Terlepas dari kegiatan apa yang telah dilakukan oleh koleganya, Alkadafi begitu gamang menatap masa depan karirnya sebagai dosen di kampus yang telah membesarkannya. Apatah lagi dengan adanya permintaan Dosen dan Tendik Tetap Non-PNS dites untuk seleksi menjadi Dosen dan Tendik ASN PPPK. Sayangnya, tes ini dijalankan secara umum, tidak memberikan afirmasi sama sekali teruatama yang berhubungan dengan umur, masa kerja, dan sertifikasi dosen, seperti yang dilakukan pada guru honorer yang ikut seleksi ASN PPPK.

Lalu bagaimana hasilnya, Alkadafi menuturkan bahwa sebagian besar Dosen dan Tendik Tetap Non-PNS masih gagal karena tidak lolos passing grade, butiran soalnya lumayan sulit untuk dijawab terutama pada bagian Tri Dharma Perguruan Tinggi dan Bahasa Inggris. Menurut Alkadafi, jika di November 2023 masih belum ada keputusan yang berpihak pada Dosen dan Tendik Non-PNS, hal ini berarti akan banyak Dosen Non-PNS yang tidak bisa lagi mengajar, demikian juga jika ikut tes calon dosen PNS pun tidak bisa karena umur dari masing-masing kolega sudah di atas 35 tahun. “Perasaan galau itu pasti ada namun Kami tetap berharap yang terbaik buat karir kami sebagai Dosen dan Tendik ASN.

Di akhir aksi damai yang dipimpin Alkadafi, Mahasiswa Pascasarjana Program Doktoral Universitas Terbuka ini meminta pertama, menuntut pemerintah untuk menjamin tidak ada Pemutusan Hak Kerja (PHK) Massal, tidak ada PHK bertahap, dan tidak ada PHK terselubung setelah 28 November 2023 terhadap tenaga Non PNS. Kedua, menuntut pemerintah melalui Kemenpan RB, Badan Kepegawaian Nasional (BKN), dan Kementerian Agama, Kementerian Pendidikan, Kebudayaan, Riset dan Teknologi Republik Indonesia untuk menyelesaikan pengangkatan selurun Dosen Tetap Bukan /Non PNS dan Tenga Kependidikan Non PNS dilingkungan Perguruan Tinggi Negeri menjadi Aparatur Sipil Negara (ASN) sebelum tanggal 28 November 2023. Ketiga, mendesak pemerintah dan DPR RI untuk segera mengesahkan Revisi RUU Nomor 5 Tahun 2014 Tentang ASN menjadi Undang-Undang.
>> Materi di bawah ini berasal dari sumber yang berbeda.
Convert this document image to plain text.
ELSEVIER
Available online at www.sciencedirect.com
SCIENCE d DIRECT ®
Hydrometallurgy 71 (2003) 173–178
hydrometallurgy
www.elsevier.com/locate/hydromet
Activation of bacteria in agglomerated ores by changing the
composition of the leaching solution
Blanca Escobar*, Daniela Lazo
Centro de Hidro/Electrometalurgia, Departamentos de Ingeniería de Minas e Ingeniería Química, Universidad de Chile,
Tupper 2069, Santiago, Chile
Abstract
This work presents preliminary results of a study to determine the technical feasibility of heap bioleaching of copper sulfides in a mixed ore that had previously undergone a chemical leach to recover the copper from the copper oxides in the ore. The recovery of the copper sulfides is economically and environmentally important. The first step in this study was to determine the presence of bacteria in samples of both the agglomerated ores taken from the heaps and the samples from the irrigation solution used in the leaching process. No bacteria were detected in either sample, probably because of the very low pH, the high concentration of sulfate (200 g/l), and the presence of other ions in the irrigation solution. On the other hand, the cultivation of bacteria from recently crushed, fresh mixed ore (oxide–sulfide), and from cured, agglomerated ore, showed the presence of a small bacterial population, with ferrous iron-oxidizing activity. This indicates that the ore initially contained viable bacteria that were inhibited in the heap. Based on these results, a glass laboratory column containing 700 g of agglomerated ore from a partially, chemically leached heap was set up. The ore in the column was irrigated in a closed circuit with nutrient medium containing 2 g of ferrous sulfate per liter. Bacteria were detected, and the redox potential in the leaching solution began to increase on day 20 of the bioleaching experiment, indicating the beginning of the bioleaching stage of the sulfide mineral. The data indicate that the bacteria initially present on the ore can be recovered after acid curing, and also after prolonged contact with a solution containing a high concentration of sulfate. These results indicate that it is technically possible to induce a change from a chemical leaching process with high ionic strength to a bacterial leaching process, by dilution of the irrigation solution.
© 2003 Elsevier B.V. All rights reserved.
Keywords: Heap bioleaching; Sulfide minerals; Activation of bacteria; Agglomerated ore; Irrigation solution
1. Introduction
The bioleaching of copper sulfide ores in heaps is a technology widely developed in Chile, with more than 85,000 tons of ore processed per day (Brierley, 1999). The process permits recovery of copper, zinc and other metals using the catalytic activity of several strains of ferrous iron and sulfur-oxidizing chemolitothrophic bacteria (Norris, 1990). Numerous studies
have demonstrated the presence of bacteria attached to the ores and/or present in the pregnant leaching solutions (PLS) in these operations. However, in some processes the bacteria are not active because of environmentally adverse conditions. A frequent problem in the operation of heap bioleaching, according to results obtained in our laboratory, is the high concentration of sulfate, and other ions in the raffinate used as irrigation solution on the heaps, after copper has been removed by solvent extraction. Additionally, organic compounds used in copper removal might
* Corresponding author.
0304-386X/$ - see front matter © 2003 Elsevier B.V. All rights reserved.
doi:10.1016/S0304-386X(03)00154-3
“Jika pemerintah tidak merespon tuntutan kami, tuntutan para-Dosen dan Tendik ini dengan langkah-langkah strategis, maka kami seluruh Dosen dan Tendik Tetap Non-PNS akan menemui Presiden Republik Indonesia Bapak Ir H Joko Widodo di Istana Negara pada tanggal 27 April 2023,” pungkas Alkadafi. (Sadarman).